同時に、彼のような人物が自分を訪ねてきた理由を悟る。

突然の第1王子の魔力の開花に、周りの人間はひどく驚いたことだろう。

そして、何があったのかをラズフィスに尋ねたはずだ。

ユーリは特に口止めをしていたわけでもないので、彼は素直に答えたのだろう。

ただ、周りの人間が自分を短時間で探し出したことは予想外だった。


自分はラズフィスに、南地区で働いているとことと、名前以外は何も教えていない。

ユーリなどという名前は有り触れていたし、実際に同じ名前の同僚を何人か知っている。


魔力を頼りにするとしても、彼女の力はラズフィスが気付かなかったほど微弱なものだ。

熟練した魔導師ならまだしも、たくさんの人間に混じってしまえばそう簡単に見つかるものではない。


ただの下働きを探すのに、上の人間がそこまでの時間も労力も割くとは思えなかった。

あと数日すれば合同際となり、それが終わればユーリの勤めも終わる。

自分を探し出される前に、容易に森に帰る事ができるだろうと、そう考えていたのに。


己の考えの甘さに、苦虫を噛み潰した心持になる。

さらに、未だに平穏にしがみ付こうとした自分に気付き苦笑した。


ラズフィスに覚悟を強いておきながら、己のなんと臆病なことか。

だが、長い年月をかけてユーリの中に育ってしまった恐れは、そう簡単に消えることはない。

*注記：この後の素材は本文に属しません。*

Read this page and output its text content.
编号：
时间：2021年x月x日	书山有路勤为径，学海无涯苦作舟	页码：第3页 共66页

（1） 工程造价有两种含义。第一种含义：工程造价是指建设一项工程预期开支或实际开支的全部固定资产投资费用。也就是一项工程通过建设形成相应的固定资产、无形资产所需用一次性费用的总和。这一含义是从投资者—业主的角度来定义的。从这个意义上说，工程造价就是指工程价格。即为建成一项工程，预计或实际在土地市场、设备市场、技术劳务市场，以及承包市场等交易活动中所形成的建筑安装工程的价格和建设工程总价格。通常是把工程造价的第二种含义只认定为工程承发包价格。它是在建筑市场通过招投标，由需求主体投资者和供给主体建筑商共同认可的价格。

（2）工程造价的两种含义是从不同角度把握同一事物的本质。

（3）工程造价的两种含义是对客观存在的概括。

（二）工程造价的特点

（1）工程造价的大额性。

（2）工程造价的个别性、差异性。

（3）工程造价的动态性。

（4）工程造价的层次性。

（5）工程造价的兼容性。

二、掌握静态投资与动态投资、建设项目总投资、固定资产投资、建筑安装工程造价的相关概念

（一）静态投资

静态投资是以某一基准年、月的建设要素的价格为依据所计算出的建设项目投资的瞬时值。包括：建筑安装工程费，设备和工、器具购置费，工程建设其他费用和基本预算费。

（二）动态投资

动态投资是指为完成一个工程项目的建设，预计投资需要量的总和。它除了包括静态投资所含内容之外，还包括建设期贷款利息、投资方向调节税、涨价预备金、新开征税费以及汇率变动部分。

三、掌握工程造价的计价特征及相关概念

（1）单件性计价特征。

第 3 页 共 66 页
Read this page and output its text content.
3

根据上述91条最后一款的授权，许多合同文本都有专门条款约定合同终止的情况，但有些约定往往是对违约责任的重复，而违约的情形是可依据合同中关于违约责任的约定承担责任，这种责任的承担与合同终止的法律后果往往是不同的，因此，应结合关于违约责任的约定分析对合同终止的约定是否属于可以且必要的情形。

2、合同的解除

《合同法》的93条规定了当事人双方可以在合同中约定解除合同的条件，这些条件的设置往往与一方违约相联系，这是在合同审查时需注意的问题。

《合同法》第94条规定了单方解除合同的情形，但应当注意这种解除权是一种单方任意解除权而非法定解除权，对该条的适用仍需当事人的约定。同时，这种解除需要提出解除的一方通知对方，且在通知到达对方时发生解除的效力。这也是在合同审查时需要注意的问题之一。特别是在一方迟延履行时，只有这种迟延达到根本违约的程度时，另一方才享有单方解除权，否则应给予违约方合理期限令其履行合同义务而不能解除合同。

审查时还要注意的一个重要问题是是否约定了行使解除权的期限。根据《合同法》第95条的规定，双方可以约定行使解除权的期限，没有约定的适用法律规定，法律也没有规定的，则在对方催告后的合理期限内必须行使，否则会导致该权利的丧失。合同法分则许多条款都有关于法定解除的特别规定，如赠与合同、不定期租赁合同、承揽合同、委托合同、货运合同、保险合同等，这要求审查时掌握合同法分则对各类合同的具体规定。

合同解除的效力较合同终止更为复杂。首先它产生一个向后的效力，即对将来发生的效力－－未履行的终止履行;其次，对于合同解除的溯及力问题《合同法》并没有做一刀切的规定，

心を決めたと思ったあの時、本当は覚悟なんてできていなかった。

きっと、これからも諦めきれずに、みっともなく逃げ続けるのだ。



「よく、見つけられましたね。私は殿下に、名前しかお教えしていませんでした」

「国王陛下と王妃陛下に頼み込まれては、必死になるしかないでしょう」

「そこまでしていただくような人間ではありませんのに」

「そんなことはありません」



団長は真っ直ぐにユーリを見て、深く頭を垂れた。



「ユーリ殿、ラズフィス殿下の魔力を目覚めさせて頂いたこと、お二人に代わり感謝いたします」

「カーデュレン団長様、頭を上げてください。その様にされては困ってしまいます」

「いいえ、私からも、ぜひ礼を伝えたかったのです。最近の殿下はよくお笑いになる。今思えばあなたのおかげだったのでしょう。心よりお礼申し上げます」



大樹でのラズフィスを思い出す。

彼はユーリのする、村や街の話に興味を示し、習慣に驚き、よく笑い声を上げていた。

精霊に愛される色に相応しく、日の光のように朗らかな笑みだった。

彼の少年の苦悩が、あの僅かな時間だけでも取り払われていたのなら、これほど幸いなことはない。



「殿下はいま、どうされておいでですか?」

「今までの分を取り戻すべく、魔術の教師に術の教えを乞うておられます」

「そうですか、それはようございました」



ラズフィスなら、すぐにコツを掴み、息をするように魔術を使えるようになるだろう。

俯き小さく微笑むユーリを、いつの間にか頭を上げたカーデュレンが静かに見つめていた。